Spending all day alone, with no one around and nothing but empty air to bounce your ideas off can be one of the more frustrating parts of early entrepreneurship. Even if you have a spouse or children around at night and on weekends, not having any co-workers (no matter how frustrating some of them may be) can be a difficult adjustment.
One of the very best episodes of the Twilight Zone, "Time Enough at Last," tells the story of a banker who wants nothing more than to be alone all the time so he can read. He ultimately gets his wish, but this being the Twilight Zone (and not, say, the Good Times Realm), getting his wish does not lead to a particularly happy ending. Avoid entering your own personal Twilight Zone with these tips.
Make a Work Schedule
When you lose the structure of a regular job, with no boss to hold you accountable and no co-workers around to help you ignore some of that accountability, two things can happen and might even happen interchangeably:
- Your work will start to devour your life, leaving you with next to no free time.
- You'll start getting up late and putting your work off, leaving you less time to accomplish your goals.
How can you avoid either scenario? Determine the number of hours you need to work each week and create a calendar. Your schedule doesn't need to be traditional: you can work from 1 p.m. to 5 p.m. and then from 7 p.m. to 12 p.m. if that's best for you and your business allows for it. What's important is that you stick to it while keeping the non-working hours for non-working activities. Be sure to also allow for breaks during your scheduled work, since studies show that you get more done (and do higher quality work) when you step away for a bit.
Whether your calendar has you working at the moment or not, you should always:
Find Lots of Reasons to Leave the House
No matter how much you enjoy being alone, it's very unlikely that one of your business goals is to become a shut-in who rarely sees the sun. If you're not careful, though, you may begin to feel isolated and see your social skills dip, which could ultimately affect your business relationships.
Join a Networking Group
There are numerous business networking groups in every city. Your local Chamber of Commerce (or a quick Google search: "Your City + Business Networking") should turn up several. They're a great way to get advice, make sales/gain referrals, and meet new friends.
Have Lunch or Drinks with Former Co-Workers
A great way to keep those socials skills going, plus you'll get to gossip about your old company and remind yourself why you decided to leave in the first place. Do this at least every couple of weeks.
Even if you're just going to spend the day working from home, go outside for a bit. Some fresh air will give you a burst of energy and a different perspective then you're getting from staring at the walls of your home office.
One good reason to leave the house is to:
Whether you're taking a stroll through the park every few days, preparing for a 5K or trying to become The Rock Jr. down at the gym, physical activity provides a huge boost to your cognitive and creative abilities. You'll be leaving the house, becoming smarter and getting fit all at the same time.
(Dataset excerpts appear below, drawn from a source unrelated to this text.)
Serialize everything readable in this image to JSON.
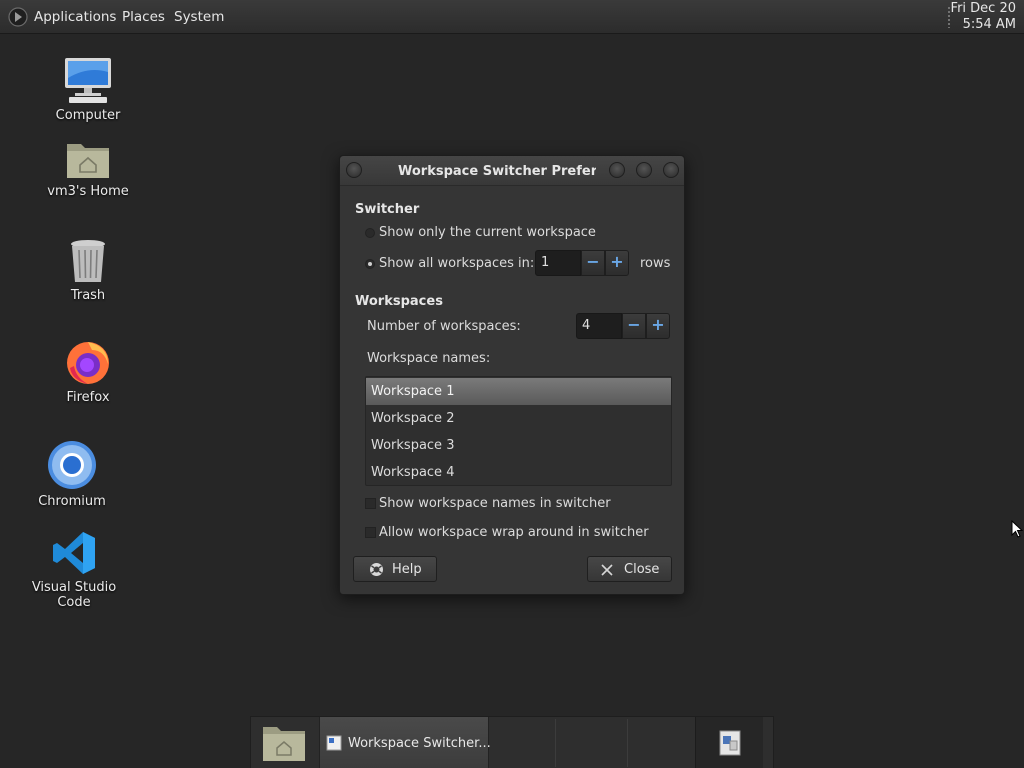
{
  "top_panel": {
    "menus": [
      "Applications",
      "Places",
      "System"
    ],
    "clock": {
      "day_date": "Fri Dec 20",
      "time": "5:54 AM"
    }
  },
  "desktop_icons": [
    {
      "label": "Computer",
      "icon": "computer-icon"
    },
    {
      "label": "vm3's Home",
      "icon": "home-folder-icon"
    },
    {
      "label": "Trash",
      "icon": "trash-icon"
    },
    {
      "label": "Firefox",
      "icon": "firefox-icon"
    },
    {
      "label": "Chromium",
      "icon": "chromium-icon"
    },
    {
      "label": "Visual Studio Code",
      "icon": "vscode-icon"
    }
  ],
  "dialog": {
    "title": "Workspace Switcher Preferences",
    "switcher_heading": "Switcher",
    "option_current_only": "Show only the current workspace",
    "option_show_all": "Show all workspaces in:",
    "option_show_all_selected": true,
    "rows_value": "1",
    "rows_suffix": "rows",
    "workspaces_heading": "Workspaces",
    "num_workspaces_label": "Number of workspaces:",
    "num_workspaces_value": "4",
    "names_label": "Workspace names:",
    "workspace_names": [
      "Workspace 1",
      "Workspace 2",
      "Workspace 3",
      "Workspace 4"
    ],
    "selected_workspace": "Workspace 1",
    "check_show_names": "Show workspace names in switcher",
    "check_wrap_around": "Allow workspace wrap around in switcher",
    "help_button": "Help",
    "close_button": "Close",
    "spin_minus": "−",
    "spin_plus": "+"
  },
  "bottom_panel": {
    "task_label": "Workspace Switcher..."
  }
}
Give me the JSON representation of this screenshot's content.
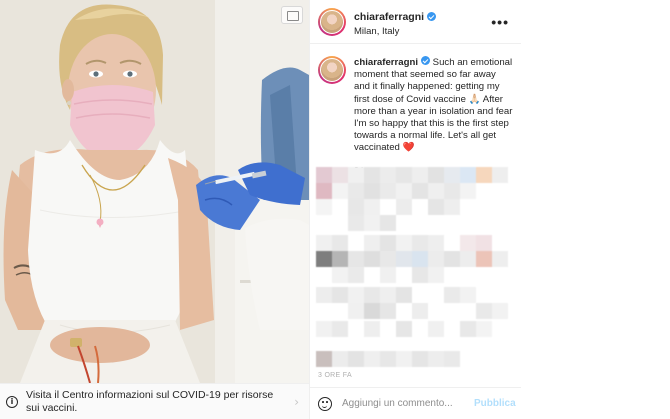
{
  "post": {
    "username": "chiaraferragni",
    "location": "Milan, Italy",
    "more_icon": "more-options-icon",
    "verified_icon": "verified-badge-icon"
  },
  "caption": {
    "username": "chiaraferragni",
    "text": " Such an emotional moment that seemed so far away and it finally happened: getting my first dose of Covid vaccine 🙏🏻 After more than a year in isolation and fear I'm so happy that this is the first step towards a normal life. Let's all get vaccinated ",
    "emoji": "❤️",
    "time_ago": "3 h"
  },
  "covid_banner": {
    "text": "Visita il Centro informazioni sul COVID-19 per risorse sui vaccini.",
    "chevron": "›",
    "icon": "info-icon"
  },
  "comment_box": {
    "placeholder": "Aggiungi un commento...",
    "publish_label": "Pubblica",
    "emoji_icon": "emoji-icon"
  },
  "footer": {
    "timestamp": "3 ORE FA"
  },
  "colors": {
    "link_blue": "#3897f0",
    "publish_disabled": "#b2dffc",
    "secondary_text": "#8e8e8e",
    "heart": "#e0245e"
  }
}
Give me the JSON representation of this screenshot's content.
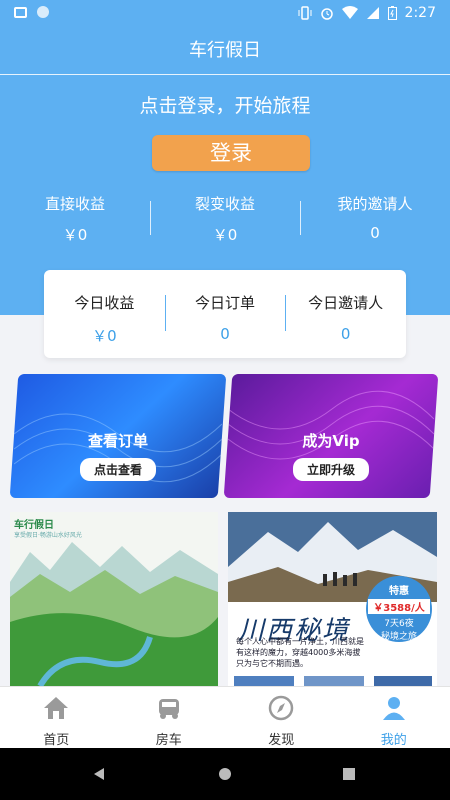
{
  "status_bar": {
    "time": "2:27"
  },
  "app": {
    "title": "车行假日"
  },
  "hero": {
    "prompt": "点击登录，开始旅程",
    "login_label": "登录",
    "stats": [
      {
        "label": "直接收益",
        "value": "￥0"
      },
      {
        "label": "裂变收益",
        "value": "￥0"
      },
      {
        "label": "我的邀请人",
        "value": "0"
      }
    ]
  },
  "today_card": {
    "cells": [
      {
        "label": "今日收益",
        "value": "￥0"
      },
      {
        "label": "今日订单",
        "value": "0"
      },
      {
        "label": "今日邀请人",
        "value": "0"
      }
    ]
  },
  "promos": [
    {
      "title": "查看订单",
      "button": "点击查看"
    },
    {
      "title": "成为Vip",
      "button": "立即升级"
    }
  ],
  "feed": {
    "left": {
      "brand": "车行假日",
      "brand_sub": "享受假日·畅游山水好风光"
    },
    "right": {
      "title": "川西秘境",
      "badge_top": "特惠",
      "price": "￥3588/人",
      "duration": "7天6夜",
      "subtitle": "秘境之旅",
      "description": "每个人心中都有一片净土，川西就是有这样的魔力，穿越4000多米海拔只为与它不期而遇。"
    }
  },
  "tabbar": {
    "items": [
      {
        "label": "首页",
        "icon": "home-icon"
      },
      {
        "label": "房车",
        "icon": "rv-icon"
      },
      {
        "label": "发现",
        "icon": "compass-icon"
      },
      {
        "label": "我的",
        "icon": "user-icon"
      }
    ],
    "active_color": "#3da0e8"
  },
  "colors": {
    "primary": "#5db0f2",
    "login_button": "#f2a24d"
  }
}
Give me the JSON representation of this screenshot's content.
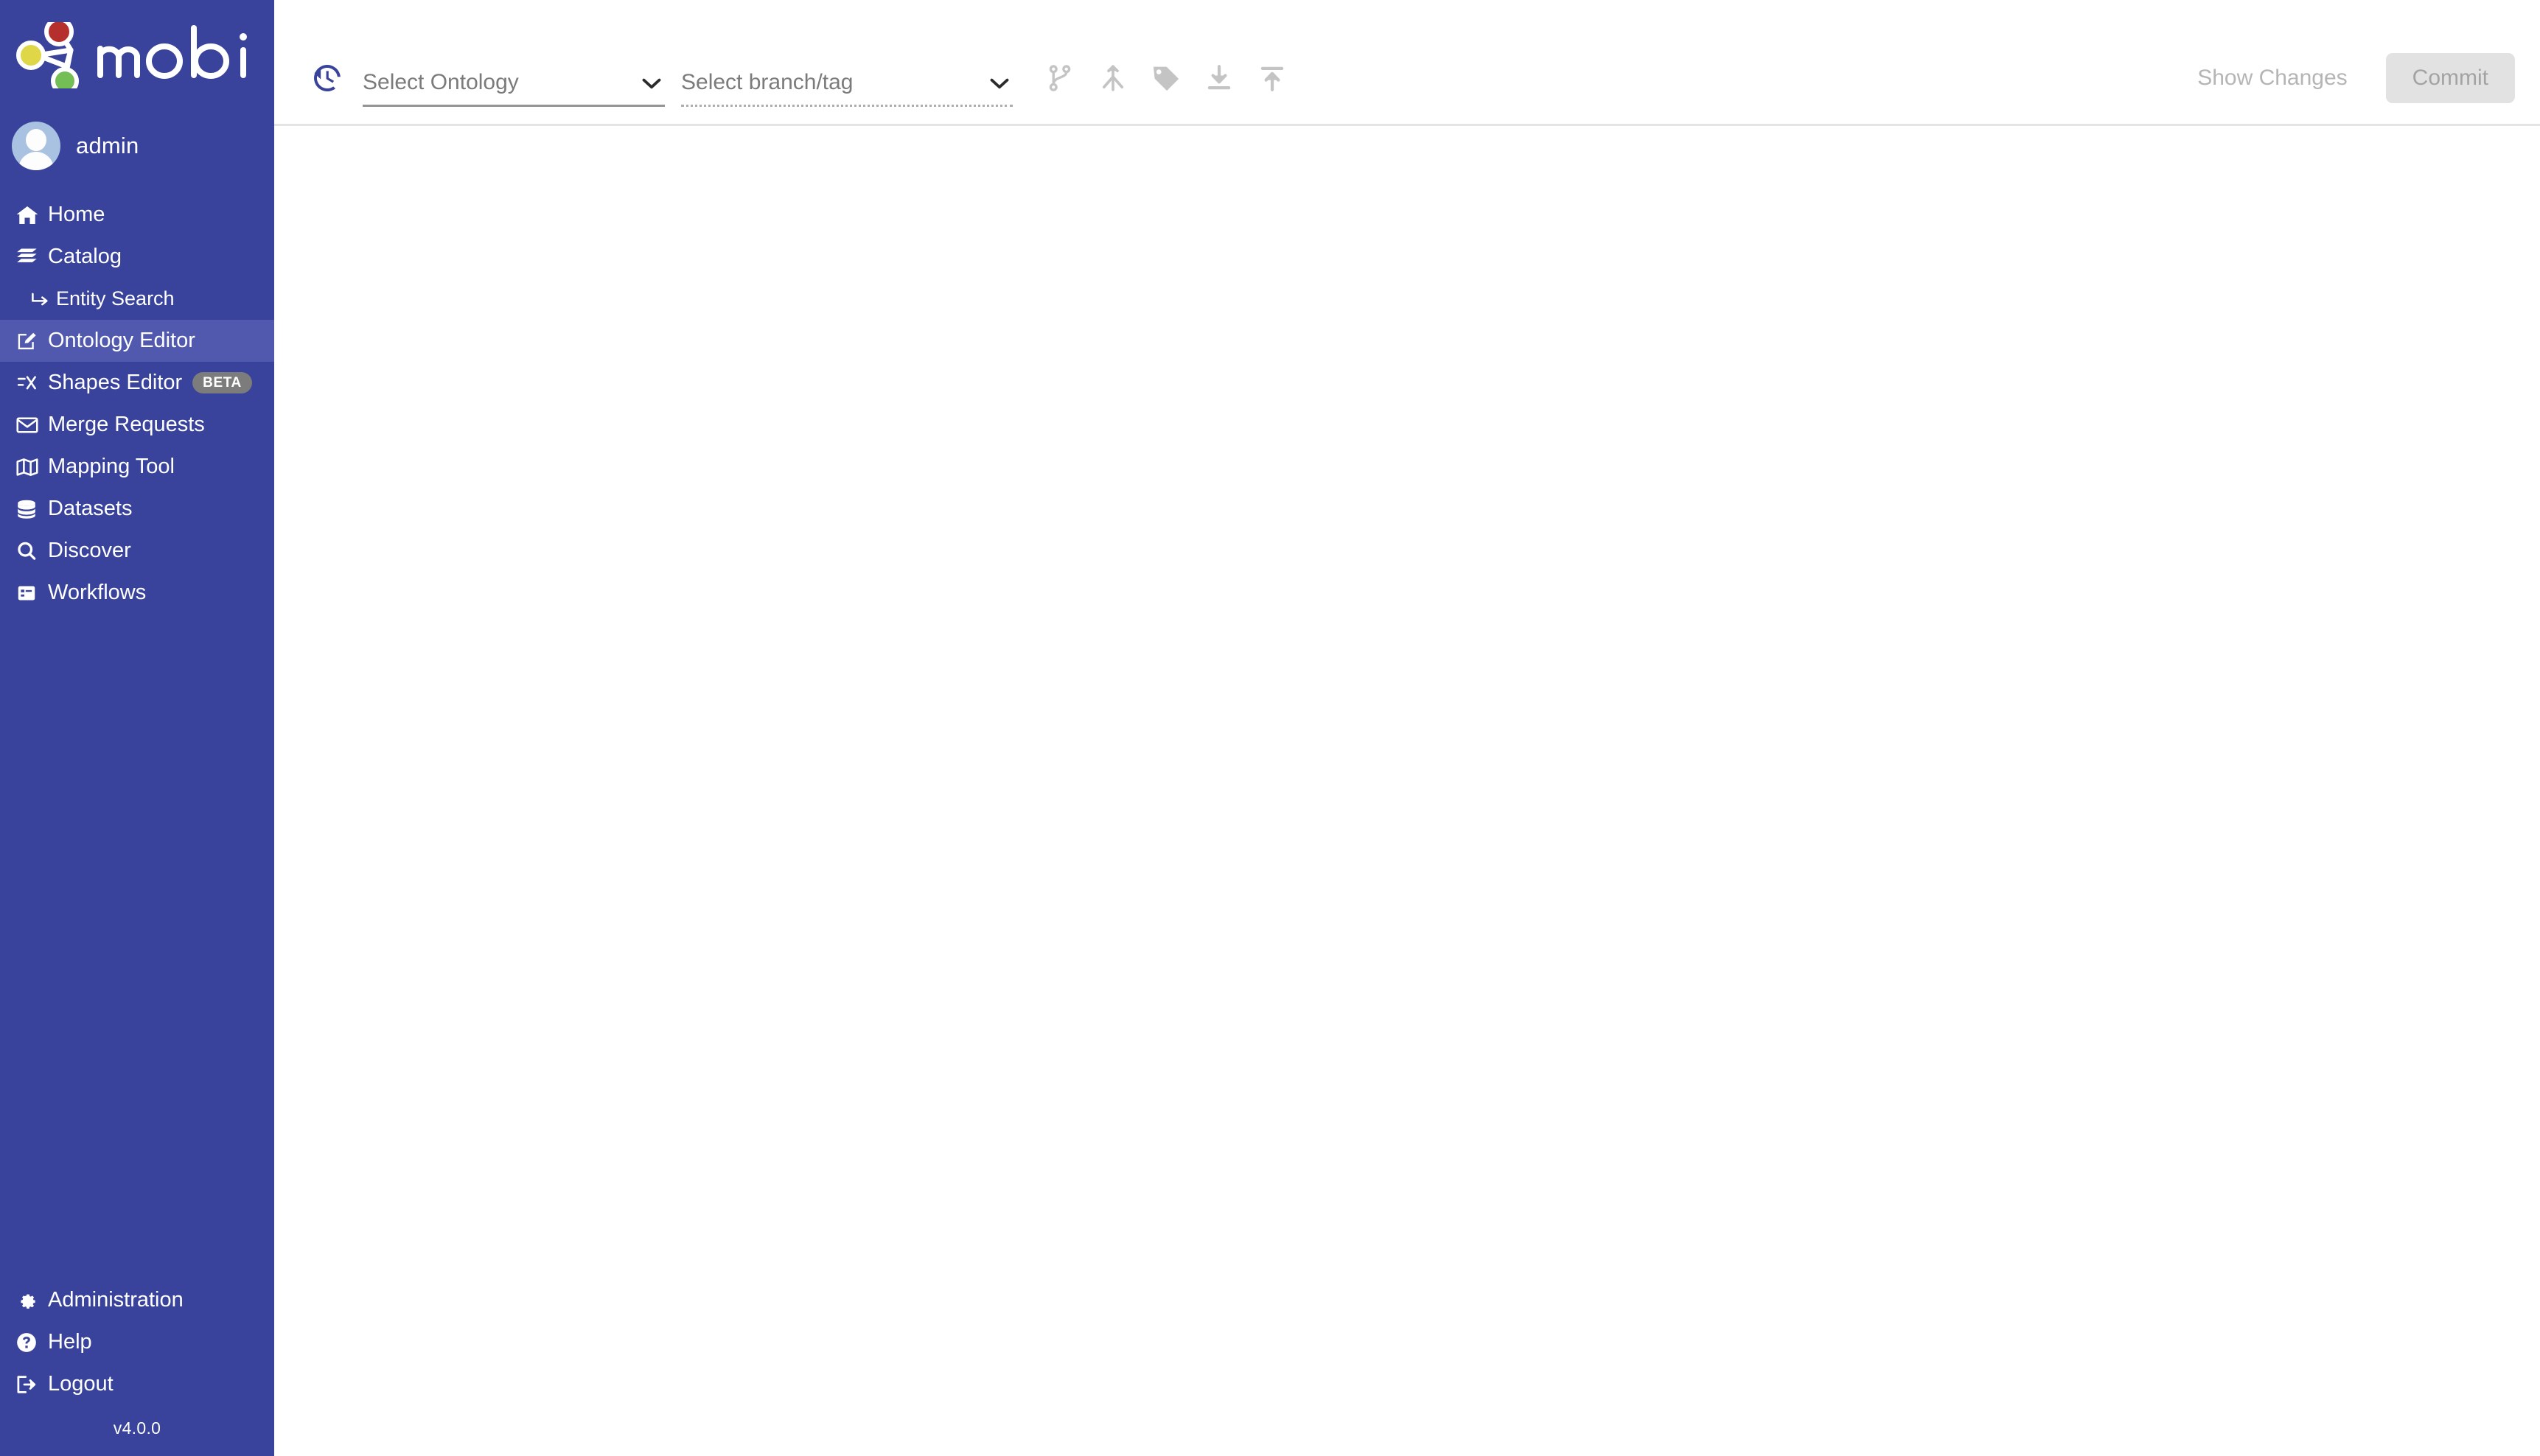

Even if you're doing all of the above, it can also help to:
Get a Pet
If the house still feels empty while you're working, a pet could fix that right away. A dog would force you to take breaks and go outside for walks, a cat would interrupt your work to force you to pet it and a goldfish would give you another living creature to talk to without feeling like you're getting in the habit of talking to yourself and may be going crazy.
Being your own boss can provide the kind of freedom that a regular job never could. However, if you don't manage your own work/life balance properly, you may soon find being your own boss is more restricting and less rewarding than working for someone else. That's why if you make time to go outside, see other people, exercise and relax you'll find yourself happier, and saner, for it.